Nearly 14,000 of our supporters emailed their MPs to demand action on reproductive rights, adding to the wave of pressure that helped make today’s progress possible.
But this is only the first step. As Stella Creasy MP proposed in an amendment backed by many MPs, grassroots campaigners and women, England and Wales must be brought into line with Northern Ireland, which voted to decriminalise abortion completely in 2019.
Antoniazzi’s amendment would leave both the partners of women and the professionals who help with their healthcare threatened with prosecution under Victorian laws. It offers no protection to people providing advice and assistance remotely. And it does nothing to safeguard buffer zones around clinics that protect people seeking care from harassment and intimidation.
By embedding abortion care as a human right, Creasy’s amendment would make it impossible for a future government to take away these rights without democratic consent and full legislative process. That’s why we’re backing her as she fights on for full decriminalisation.
Katrina McDonnell, a campaigns manager at Good Law Project, welcomed the result as “an important victory for the sector”, but added that “it’s not enough”.
“Even if this amendment becomes law,” McDonnell said, “medics couldn’t offer the same care as in Northern Ireland without risking jail.

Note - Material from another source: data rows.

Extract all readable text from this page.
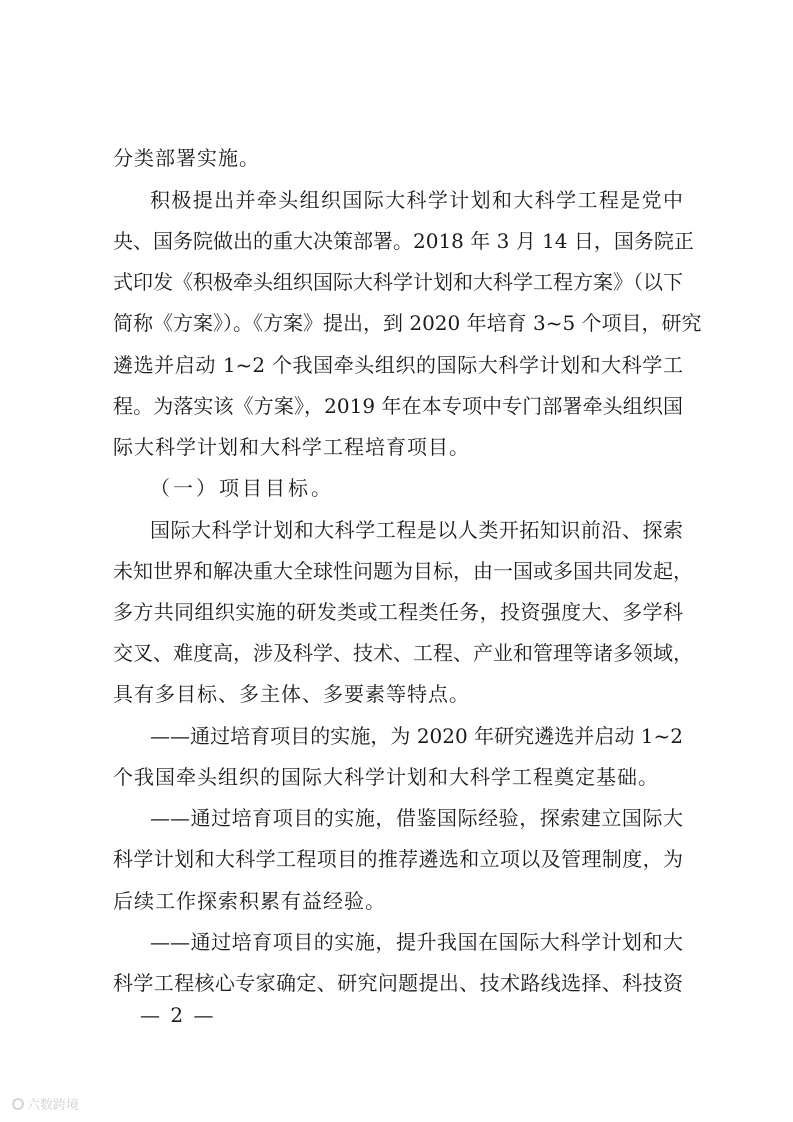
分类部署实施。
积极提出并牵头组织国际大科学计划和大科学工程是党中
央、国务院做出的重大决策部署。2018 年 3 月 14 日，国务院正
式印发《积极牵头组织国际大科学计划和大科学工程方案》（以下
简称《方案》）。《方案》提出，到 2020 年培育 3~5 个项目，研究
遴选并启动 1~2 个我国牵头组织的国际大科学计划和大科学工
程。为落实该《方案》，2019 年在本专项中专门部署牵头组织国
际大科学计划和大科学工程培育项目。
（一）项目目标。
国际大科学计划和大科学工程是以人类开拓知识前沿、探索
未知世界和解决重大全球性问题为目标，由一国或多国共同发起，
多方共同组织实施的研发类或工程类任务，投资强度大、多学科
交叉、难度高，涉及科学、技术、工程、产业和管理等诸多领域，
具有多目标、多主体、多要素等特点。
——通过培育项目的实施，为 2020 年研究遴选并启动 1~2
个我国牵头组织的国际大科学计划和大科学工程奠定基础。
——通过培育项目的实施，借鉴国际经验，探索建立国际大
科学计划和大科学工程项目的推荐遴选和立项以及管理制度，为
后续工作探索积累有益经验。
——通过培育项目的实施，提升我国在国际大科学计划和大
科学工程核心专家确定、研究问题提出、技术路线选择、科技资
— 2 —
六数跨境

Partners and health professionals are still menaced by laws that are hopelessly out of date.
“With Nigel Farage MP riding high in the polls and the far right waging war on reproductive rights all around the world, we need to make sure our right to make decisions about our families and our bodies is enshrined in law.”
The fight is far from over. We’ll keep up the pressure until abortion is fully decriminalised and our rights are written into law – for everyone.